En el libro «Patato: el goleador humilde que miraba al frente», del periodista Jorge Malpartida Tabuchi, Eduardo «Patato» Márquez, quizá ganado por la nostalgia y anhelando volver a aquellos años de gloria futbolística, le pide a su interlocutor que le haga llegar un mensaje a los hinchas. ¿Qué nos pide? «Me gustaría que siempre que me vean por la calle me pasen la voz, que nunca me olviden, porque a veces sucede eso con los futbolistas, pasa el tiempo y ya nadie te conoce».
Y como el gran «Patato» desea que lo recuerden quiero evocar la primera vez que lo vi en vivo y en directo. No fue en un estadio, pues yo nací en 1980 cuando él ya se había retirado de Melgar para trabajar en una minera y así tener mejores ingresos.
Claro que yo lo conocía: lo había visto en las fotos, vetustos recortes de periódicos y a través de las redes sociales. Aquella noche que traigo a colación fue hermosa y —vaya coincidencia— el rival que vencimos es el mismo que tenemos hoy al frente: Universitario de Deportes.

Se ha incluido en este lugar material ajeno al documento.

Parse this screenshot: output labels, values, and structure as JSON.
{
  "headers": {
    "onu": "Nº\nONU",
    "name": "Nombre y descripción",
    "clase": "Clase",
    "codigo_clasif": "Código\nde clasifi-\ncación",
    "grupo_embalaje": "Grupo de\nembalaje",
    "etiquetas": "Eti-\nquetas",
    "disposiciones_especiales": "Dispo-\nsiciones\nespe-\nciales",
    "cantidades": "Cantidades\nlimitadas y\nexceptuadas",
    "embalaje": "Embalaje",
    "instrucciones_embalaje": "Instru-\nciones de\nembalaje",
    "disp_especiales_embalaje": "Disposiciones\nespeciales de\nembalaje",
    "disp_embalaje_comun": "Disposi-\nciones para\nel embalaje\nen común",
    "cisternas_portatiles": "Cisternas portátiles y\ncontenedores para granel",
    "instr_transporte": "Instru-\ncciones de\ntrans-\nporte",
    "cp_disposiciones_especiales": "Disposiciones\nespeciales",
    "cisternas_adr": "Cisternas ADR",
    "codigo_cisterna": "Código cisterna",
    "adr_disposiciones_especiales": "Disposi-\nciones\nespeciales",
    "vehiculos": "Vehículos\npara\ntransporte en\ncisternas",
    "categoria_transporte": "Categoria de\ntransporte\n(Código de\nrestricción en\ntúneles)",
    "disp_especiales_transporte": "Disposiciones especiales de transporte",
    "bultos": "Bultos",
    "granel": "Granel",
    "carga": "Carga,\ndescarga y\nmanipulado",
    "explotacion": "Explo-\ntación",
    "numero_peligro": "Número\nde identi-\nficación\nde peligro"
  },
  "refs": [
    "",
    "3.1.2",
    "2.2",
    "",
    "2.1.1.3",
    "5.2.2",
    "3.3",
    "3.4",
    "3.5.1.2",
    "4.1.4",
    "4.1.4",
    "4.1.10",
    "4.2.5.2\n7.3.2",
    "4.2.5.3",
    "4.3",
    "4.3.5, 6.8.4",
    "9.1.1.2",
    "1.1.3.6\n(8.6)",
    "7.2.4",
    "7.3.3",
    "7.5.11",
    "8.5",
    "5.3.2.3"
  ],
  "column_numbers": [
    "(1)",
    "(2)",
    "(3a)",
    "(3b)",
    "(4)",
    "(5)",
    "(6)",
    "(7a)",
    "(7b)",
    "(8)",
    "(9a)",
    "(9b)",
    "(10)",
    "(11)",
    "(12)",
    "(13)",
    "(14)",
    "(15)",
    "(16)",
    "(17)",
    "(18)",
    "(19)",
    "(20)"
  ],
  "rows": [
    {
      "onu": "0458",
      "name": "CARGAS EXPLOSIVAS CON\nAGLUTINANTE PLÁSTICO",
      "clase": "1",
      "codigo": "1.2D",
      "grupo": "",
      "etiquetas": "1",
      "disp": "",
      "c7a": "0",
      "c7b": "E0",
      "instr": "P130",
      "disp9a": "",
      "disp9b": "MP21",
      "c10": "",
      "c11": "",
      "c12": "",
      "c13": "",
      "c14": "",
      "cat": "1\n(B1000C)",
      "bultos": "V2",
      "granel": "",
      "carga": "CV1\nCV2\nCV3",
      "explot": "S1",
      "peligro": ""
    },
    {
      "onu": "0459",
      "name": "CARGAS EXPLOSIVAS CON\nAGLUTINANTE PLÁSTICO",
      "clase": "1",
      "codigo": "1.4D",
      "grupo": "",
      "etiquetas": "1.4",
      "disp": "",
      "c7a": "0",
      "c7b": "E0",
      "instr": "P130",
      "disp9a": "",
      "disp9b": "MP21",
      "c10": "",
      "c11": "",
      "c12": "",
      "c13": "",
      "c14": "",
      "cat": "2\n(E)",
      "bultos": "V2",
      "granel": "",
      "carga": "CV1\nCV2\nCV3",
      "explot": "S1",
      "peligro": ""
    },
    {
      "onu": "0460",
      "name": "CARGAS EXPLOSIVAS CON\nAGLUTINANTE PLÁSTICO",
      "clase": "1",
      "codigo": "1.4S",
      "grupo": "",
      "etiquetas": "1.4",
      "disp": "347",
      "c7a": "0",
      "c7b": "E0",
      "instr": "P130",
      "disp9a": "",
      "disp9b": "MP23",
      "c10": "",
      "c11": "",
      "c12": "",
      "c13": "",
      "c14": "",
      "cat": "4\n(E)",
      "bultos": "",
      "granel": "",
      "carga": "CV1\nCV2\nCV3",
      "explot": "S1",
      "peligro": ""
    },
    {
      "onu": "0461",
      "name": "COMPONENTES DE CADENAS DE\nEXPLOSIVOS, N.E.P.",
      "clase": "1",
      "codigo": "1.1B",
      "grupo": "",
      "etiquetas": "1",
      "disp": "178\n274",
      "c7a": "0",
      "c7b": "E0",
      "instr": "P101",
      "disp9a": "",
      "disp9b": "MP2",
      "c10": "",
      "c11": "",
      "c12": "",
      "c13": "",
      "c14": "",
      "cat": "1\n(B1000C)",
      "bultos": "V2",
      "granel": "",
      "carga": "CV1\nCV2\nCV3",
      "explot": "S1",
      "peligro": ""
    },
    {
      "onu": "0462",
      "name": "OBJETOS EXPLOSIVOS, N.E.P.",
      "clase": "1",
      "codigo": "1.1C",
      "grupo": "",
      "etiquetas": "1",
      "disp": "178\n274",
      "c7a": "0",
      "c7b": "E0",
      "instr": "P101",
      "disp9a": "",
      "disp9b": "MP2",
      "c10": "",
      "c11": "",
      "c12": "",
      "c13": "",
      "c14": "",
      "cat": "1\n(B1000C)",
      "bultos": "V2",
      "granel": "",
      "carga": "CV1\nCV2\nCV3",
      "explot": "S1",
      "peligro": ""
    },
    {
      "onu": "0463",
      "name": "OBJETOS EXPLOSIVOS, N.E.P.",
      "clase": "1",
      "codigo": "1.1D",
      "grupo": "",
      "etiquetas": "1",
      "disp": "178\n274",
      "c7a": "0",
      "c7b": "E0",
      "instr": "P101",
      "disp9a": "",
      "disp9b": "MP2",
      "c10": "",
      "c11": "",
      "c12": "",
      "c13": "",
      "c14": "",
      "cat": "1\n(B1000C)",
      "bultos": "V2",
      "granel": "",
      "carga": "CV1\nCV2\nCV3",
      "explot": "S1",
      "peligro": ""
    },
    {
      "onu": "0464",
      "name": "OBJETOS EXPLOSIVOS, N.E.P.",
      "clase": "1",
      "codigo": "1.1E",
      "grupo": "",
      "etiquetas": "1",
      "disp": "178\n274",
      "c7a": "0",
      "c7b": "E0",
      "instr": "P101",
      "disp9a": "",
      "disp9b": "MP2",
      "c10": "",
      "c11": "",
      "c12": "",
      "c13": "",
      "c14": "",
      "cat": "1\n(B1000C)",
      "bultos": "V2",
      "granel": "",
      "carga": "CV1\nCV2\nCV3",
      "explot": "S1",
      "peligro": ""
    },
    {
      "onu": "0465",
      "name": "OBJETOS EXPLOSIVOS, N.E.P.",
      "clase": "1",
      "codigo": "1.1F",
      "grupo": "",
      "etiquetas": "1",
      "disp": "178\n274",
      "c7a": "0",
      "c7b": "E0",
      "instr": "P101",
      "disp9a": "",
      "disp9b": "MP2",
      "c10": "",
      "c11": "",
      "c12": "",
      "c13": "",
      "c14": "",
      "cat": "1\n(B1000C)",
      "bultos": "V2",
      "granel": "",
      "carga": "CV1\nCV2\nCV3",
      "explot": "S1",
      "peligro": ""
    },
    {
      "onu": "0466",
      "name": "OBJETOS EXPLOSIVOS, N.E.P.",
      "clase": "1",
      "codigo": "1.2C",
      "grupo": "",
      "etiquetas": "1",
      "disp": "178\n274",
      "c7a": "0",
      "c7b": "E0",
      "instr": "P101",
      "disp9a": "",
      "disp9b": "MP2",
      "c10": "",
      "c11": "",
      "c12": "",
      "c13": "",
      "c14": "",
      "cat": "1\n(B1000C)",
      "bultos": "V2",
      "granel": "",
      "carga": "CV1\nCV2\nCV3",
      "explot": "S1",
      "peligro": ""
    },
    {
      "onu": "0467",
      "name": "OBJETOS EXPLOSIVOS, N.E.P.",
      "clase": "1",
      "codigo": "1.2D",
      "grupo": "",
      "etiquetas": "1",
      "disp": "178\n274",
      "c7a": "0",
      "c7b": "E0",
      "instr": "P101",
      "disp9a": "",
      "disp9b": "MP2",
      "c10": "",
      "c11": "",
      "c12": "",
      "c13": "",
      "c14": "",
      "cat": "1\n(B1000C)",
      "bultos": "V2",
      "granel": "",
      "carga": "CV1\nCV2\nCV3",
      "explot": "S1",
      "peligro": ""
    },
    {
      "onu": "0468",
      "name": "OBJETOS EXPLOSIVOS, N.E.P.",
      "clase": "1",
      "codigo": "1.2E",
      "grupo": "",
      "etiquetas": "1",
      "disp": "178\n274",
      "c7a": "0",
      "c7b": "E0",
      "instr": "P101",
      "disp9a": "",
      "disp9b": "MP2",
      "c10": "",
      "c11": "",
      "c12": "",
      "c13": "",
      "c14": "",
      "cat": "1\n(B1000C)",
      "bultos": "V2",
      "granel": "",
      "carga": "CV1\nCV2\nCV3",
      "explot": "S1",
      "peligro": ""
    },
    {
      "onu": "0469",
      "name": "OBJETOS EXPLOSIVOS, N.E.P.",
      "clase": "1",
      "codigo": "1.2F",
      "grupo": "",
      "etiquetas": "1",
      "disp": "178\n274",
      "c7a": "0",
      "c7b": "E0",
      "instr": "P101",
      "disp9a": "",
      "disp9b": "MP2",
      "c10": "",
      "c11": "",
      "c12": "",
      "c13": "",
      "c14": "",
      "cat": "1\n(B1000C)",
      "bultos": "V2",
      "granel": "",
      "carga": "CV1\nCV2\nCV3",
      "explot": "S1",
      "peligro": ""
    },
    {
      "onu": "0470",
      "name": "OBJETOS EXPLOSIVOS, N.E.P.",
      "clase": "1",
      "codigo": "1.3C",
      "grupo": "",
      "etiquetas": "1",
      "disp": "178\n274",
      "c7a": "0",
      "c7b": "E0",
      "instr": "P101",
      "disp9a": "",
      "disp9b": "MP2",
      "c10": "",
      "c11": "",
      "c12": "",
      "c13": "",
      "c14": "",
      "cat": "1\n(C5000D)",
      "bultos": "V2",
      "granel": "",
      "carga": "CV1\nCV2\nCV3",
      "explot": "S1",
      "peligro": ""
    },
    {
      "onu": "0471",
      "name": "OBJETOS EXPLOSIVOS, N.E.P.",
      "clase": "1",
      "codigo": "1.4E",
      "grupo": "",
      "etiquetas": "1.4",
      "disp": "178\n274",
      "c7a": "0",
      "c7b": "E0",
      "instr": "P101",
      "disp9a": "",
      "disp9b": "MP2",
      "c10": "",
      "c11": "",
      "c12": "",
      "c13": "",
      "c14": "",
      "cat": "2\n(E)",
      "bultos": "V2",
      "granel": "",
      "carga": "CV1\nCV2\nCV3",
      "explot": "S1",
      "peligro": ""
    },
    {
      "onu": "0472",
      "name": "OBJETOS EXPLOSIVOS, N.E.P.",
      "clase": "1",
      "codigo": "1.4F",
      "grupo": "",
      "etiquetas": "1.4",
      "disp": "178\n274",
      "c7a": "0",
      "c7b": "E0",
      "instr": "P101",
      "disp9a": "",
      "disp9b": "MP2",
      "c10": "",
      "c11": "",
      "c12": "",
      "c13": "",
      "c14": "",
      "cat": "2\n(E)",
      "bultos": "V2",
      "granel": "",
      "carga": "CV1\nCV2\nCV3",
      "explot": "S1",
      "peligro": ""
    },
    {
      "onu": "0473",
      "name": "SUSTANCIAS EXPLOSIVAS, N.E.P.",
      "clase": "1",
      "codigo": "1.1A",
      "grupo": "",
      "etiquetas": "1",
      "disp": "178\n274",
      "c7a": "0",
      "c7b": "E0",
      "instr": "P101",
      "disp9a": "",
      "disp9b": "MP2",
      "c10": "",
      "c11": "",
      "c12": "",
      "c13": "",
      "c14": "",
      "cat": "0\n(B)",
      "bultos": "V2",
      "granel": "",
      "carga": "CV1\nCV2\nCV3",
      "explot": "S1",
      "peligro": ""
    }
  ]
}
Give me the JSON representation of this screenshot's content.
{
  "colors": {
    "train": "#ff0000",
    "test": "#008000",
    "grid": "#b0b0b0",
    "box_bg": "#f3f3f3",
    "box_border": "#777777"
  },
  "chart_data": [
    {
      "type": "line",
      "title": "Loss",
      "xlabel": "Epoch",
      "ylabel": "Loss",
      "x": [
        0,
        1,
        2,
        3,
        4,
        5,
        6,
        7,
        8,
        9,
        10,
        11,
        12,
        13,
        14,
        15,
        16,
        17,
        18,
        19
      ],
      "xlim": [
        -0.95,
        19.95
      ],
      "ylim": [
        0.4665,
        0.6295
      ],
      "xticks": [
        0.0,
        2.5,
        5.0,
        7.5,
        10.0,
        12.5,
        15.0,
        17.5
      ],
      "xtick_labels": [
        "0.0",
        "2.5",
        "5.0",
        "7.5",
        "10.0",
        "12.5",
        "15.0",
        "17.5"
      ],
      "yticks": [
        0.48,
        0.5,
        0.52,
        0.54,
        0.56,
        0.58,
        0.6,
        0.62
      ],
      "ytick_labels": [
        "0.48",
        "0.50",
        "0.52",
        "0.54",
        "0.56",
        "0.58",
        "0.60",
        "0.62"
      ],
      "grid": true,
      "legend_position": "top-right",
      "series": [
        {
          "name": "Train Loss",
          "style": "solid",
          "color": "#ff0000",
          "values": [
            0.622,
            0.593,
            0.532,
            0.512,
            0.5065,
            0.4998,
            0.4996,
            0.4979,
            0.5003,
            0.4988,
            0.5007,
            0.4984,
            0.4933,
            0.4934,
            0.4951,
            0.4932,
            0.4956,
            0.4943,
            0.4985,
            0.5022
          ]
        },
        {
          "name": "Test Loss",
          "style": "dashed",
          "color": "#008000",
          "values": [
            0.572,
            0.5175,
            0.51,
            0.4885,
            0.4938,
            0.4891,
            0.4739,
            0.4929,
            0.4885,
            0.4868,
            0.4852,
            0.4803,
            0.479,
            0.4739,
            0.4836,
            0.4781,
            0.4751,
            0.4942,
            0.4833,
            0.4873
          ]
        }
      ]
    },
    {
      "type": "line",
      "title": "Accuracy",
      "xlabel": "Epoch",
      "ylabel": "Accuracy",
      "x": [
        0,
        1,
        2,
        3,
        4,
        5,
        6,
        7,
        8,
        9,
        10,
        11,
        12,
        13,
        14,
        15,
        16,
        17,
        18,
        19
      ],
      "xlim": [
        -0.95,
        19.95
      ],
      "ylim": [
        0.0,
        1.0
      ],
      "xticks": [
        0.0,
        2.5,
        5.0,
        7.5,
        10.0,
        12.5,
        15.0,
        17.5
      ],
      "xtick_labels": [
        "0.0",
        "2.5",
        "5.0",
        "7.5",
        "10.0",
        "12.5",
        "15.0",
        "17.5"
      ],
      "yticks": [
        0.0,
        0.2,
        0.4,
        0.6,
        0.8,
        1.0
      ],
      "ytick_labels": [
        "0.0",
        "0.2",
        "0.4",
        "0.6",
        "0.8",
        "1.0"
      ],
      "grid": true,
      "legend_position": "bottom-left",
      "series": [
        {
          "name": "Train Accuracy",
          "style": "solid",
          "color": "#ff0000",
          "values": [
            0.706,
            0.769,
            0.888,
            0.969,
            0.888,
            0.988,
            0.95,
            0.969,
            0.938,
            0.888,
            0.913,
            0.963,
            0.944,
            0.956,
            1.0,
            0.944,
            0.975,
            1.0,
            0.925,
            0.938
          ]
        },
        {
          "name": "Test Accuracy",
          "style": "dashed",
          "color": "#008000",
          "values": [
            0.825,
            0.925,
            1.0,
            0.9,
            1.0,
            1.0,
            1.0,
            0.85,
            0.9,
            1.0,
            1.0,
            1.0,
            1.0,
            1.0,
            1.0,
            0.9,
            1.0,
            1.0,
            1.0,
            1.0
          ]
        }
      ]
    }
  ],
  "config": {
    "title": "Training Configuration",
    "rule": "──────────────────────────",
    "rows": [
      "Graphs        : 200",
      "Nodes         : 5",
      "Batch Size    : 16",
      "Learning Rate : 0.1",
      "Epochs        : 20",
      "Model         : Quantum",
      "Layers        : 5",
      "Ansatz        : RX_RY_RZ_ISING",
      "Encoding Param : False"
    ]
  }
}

Sábado 26 de setiembre del año 2015. Roberto Challe había tomado, una vez más, el mando del club crema que llegaba a Arequipa invicto y en alza —aunque inflado como siempre por los medios deportivos de Lima—, amenazando con aguarnos la fiesta del centenario. Melgar no había perdido ningún partido en Arequipa. Había ansiedad, quizá un poco de temor por parte del hincha, pues el título en los cien años del club no se nos podía ir de las manos. Y no se nos fue. Dimos un paso enorme ganando con goles de dos extranjeros que armaron una sociedad irrepetible: Omar Fernández Frasica y Bernardo Cuesta. Primero, anotó el colombiano; y luego el argentino. Los hinchas cremas habían armado pancartas para burlarse de Melgar por sus cien años, se creyeron ganadores sin jugar el partido y, para sorpresa de ellos, se fueron por las patas de los caballos.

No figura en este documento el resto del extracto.